Why is it that in every movie that has ancient treasure grounds of some sort in it, there is never an out without somebody needing to die? I saw National Treasure: Book of Secrets a while ago, that is. I have to spoil it a little in saying that someone is required to stay behind to hold a mechanism up or a certain way for everybody else to get out, or they all drown instead of just one. While I get that traps may be necessary to keep people out, I'm not entirely sure what purpose a mechanism like that serves anymore once someone is in, hence my question.

Did the people who built the place also leave behind someone as a supposedly necessary sacrifice when they were getting out in the first place? Or did the engineers back then have a fancier mechanism to sort it all out, bypassing that stage entirely? Because other than to deliberately kill off that one character, the point of the thing doesn't seem to exist.

It's not quite Galaxy Quest mocking the computer game style obstacle courses which characters have to run through to get to their objective in far too many movies, but it sweeps close to that. I believe The Phantom Menace was mocked for doing precisely that soon after Galaxy Quest came out, for one.

So I'm sure there are infinite reasons for the people of old to have the balancing board in place as in Book of Secrets, but until somebody gives me an actually sensible or reasonable one other than "It's to kill everyone" (which leads to "Then why have it there as a sporting chance in the first place? Just kill the buggers if you're going to"), I can only look at it as Ye People Of Olde having had strange pastimes. This one on the sports side, their having used it as a make or break level balance- and Being a Bit of a Bastard- test.

In other old ways to build suspense in movies, there is having the landline cut or not finding a phone booth on time when you're in peril. Usually a young woman in peril, more precisely. The new version goes not having network coverage on your mobile phone or having the battery run out while in peril. Once we move to levels where everyone has chips or circuits installed somewhere in their body, the kinetic energy used to power keeping in touch with the world, we run out of even that excuse for creating suspense in movies.

I recently discovered that even cameras can have a GPS tracking system these days. I'm not entirely sure I want them even in my phones, everybody being far too locatable even as it is. Or not locatable enough when a real emergency arises and such get thrown away, or they lose power at critical times if talking someone merely lost. As if kidnappers wouldn't find ways to short-circuit or blatantly cut out GPS-style communication chips even if they were under someone's skin, too. Chips I'm rather clearly against, by the way, if I dislike the Big Brother or nanny state societies even as they currently are. But when I first see a movie use that solution once we've reached the chip states, I'll probably call people out on using that one, too.
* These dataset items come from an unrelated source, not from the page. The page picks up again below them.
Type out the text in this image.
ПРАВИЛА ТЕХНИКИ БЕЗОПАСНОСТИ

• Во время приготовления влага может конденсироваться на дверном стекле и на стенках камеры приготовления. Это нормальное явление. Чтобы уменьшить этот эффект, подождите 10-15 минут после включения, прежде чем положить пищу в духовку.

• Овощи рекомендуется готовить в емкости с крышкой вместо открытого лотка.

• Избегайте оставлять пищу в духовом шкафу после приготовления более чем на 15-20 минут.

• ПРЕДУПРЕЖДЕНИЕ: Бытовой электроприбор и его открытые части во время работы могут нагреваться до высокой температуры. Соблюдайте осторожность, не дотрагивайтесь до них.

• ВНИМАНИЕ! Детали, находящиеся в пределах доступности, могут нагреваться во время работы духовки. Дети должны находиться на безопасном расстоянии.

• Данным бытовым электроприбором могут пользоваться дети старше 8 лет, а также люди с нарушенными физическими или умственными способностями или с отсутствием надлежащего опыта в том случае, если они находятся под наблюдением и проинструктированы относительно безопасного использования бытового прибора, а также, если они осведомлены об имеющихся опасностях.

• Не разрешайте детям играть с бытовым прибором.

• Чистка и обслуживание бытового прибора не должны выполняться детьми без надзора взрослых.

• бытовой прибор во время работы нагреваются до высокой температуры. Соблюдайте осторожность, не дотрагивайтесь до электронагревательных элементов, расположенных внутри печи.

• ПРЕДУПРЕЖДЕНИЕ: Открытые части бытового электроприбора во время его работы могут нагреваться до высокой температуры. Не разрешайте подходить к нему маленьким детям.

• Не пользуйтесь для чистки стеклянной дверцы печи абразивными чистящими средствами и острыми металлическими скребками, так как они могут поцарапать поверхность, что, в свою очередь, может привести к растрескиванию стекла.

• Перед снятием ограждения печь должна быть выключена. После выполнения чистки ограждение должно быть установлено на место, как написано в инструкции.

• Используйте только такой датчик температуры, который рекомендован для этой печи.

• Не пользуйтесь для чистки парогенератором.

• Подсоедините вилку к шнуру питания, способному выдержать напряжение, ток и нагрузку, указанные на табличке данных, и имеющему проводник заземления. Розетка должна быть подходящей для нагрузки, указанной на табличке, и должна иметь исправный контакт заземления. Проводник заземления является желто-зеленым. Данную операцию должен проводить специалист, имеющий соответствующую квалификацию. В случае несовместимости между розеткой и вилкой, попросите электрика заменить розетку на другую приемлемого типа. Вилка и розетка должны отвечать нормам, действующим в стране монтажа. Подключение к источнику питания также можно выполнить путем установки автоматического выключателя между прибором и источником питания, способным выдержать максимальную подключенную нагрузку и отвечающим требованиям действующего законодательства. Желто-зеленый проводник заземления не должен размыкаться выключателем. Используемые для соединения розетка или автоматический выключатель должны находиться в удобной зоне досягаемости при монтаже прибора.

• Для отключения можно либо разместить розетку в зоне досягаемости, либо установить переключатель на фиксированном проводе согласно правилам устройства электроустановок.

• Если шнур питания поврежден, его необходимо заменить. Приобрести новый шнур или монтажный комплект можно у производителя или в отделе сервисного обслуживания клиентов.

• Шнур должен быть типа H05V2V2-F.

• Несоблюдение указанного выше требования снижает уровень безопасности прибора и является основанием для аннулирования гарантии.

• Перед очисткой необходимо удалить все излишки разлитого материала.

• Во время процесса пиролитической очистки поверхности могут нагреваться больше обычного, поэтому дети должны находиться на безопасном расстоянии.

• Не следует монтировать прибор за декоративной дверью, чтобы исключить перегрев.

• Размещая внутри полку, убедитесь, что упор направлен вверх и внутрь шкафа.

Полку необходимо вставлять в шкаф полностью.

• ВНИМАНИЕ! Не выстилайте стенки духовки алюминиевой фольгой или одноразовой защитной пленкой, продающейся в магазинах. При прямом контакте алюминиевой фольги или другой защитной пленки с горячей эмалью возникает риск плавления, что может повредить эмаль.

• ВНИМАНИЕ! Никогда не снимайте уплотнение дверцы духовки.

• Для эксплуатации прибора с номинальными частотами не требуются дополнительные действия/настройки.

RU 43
Everything is always of its time, but same as my being tired of people instantly jumping at painting in rollercoaster rides and the sort for the new fad of 3D movies, I'm tired of nothing changing on these movie fronts otherwise, too.

I don't normally nitpick, I don't see loopholes particularly clearly when watching movies, I just enjoy them. But could I enjoy something that doesn't automatically just repeat the same old patterns, please?